I agree very much with the opinions that you discussed. Fukuyama’s claims have proven to be insufficient in that liberal democracy has failed to stand versus nationalism and religion as you’ve pointed out. Another interesting example of this was during the Cold War. Although Fukuyama doesn’t place his claim during this time period, an analysis of nationalism during the Vietnam would undermine his claim. As shown, the people of Vietnam adamantly opposed the United States in a large amount of areas. Thus, it was nearly impossible for the United States to harness the support they needed from the locals to win the war. Furthermore, your point about the rise of right wing governments throughout the world is thought provoking. I believe Fukuyama oversteps his claim because the maintenance of a single form of government or ideal has yet be seen in history. Governments who have been democracy fall into authoritarian rule quite often today– Venezuela– and vice versa. However, there should be some consideration towards understanding why Fukuyama may have considered his claim as a reality for the world. At the end of the Cold War, the United States was clearly the world superpower . It dominated economically and militarily. Fukuyama may have seen this dominance as a pathway for worldwide democracy.
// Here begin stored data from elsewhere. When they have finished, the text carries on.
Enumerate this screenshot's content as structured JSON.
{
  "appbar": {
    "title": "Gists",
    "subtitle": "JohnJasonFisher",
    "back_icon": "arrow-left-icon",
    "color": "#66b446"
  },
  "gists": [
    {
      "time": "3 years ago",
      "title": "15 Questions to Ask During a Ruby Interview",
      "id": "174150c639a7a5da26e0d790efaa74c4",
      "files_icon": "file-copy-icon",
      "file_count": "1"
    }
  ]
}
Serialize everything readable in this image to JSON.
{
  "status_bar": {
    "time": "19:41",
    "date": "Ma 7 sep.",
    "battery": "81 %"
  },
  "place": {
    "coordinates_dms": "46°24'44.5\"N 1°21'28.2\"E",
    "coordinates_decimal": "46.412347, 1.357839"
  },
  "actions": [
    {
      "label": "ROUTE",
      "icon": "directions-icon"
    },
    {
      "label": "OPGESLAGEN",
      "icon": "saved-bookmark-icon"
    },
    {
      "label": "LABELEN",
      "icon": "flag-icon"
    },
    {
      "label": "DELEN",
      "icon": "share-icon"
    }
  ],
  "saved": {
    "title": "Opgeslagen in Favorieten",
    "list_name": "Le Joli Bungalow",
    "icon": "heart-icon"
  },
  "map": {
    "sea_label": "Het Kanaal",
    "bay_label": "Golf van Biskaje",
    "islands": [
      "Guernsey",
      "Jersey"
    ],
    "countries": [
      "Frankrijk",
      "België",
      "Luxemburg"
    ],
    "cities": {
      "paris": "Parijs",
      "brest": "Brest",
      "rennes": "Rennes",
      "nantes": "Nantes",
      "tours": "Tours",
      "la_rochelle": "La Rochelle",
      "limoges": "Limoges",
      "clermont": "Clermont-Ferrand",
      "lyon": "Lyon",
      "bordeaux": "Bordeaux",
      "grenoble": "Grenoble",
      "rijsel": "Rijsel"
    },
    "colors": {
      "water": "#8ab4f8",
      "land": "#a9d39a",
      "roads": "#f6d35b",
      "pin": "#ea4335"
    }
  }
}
While he was flawed in making overarching claims, his central argument did have some basis as there was reasonable evidence to point towards a halt in history.
An excellent piece on the unfortunate demise of Fukuyama’s theory. I believe it has been “replaced” so to speak by Samuel Huntington’s theory of a “clash of civilizations” where people’s cultural identities, especially religion, play a massive role in determining their political alignment and overall identity in a supranational organization of the world. Specifically, Huntington views the world as split into different “mass civilizations” i.e. the Catholic-Protestant West, the Orthodox East, Arab-Islam, etc. as the highest order of cultural identification which spurs conflict as opposed to the Cold War era ideology-based conflict. Such cultural conflict directly argues against the international development of Western-style liberal democracy across the world as evidenced by outstanding examples such as China or Russia.
I believe Fukuyama also underestimated the rise of populism as an agent of erosion since traditional liberal democracy (i.e. Kantian) is based on a neoliberal economic system, we must surmise that movements against elites will be able to gain momentum with the development of international liberal democracy, usually as a rebuke against sometimes forced adoption of democracy in places where democracy does not align with the area’s political culture. Which also feeds into the idea that certain culture’s do not have the same political socialization as the West, meaning that those places may be incompatible with liberal democracy.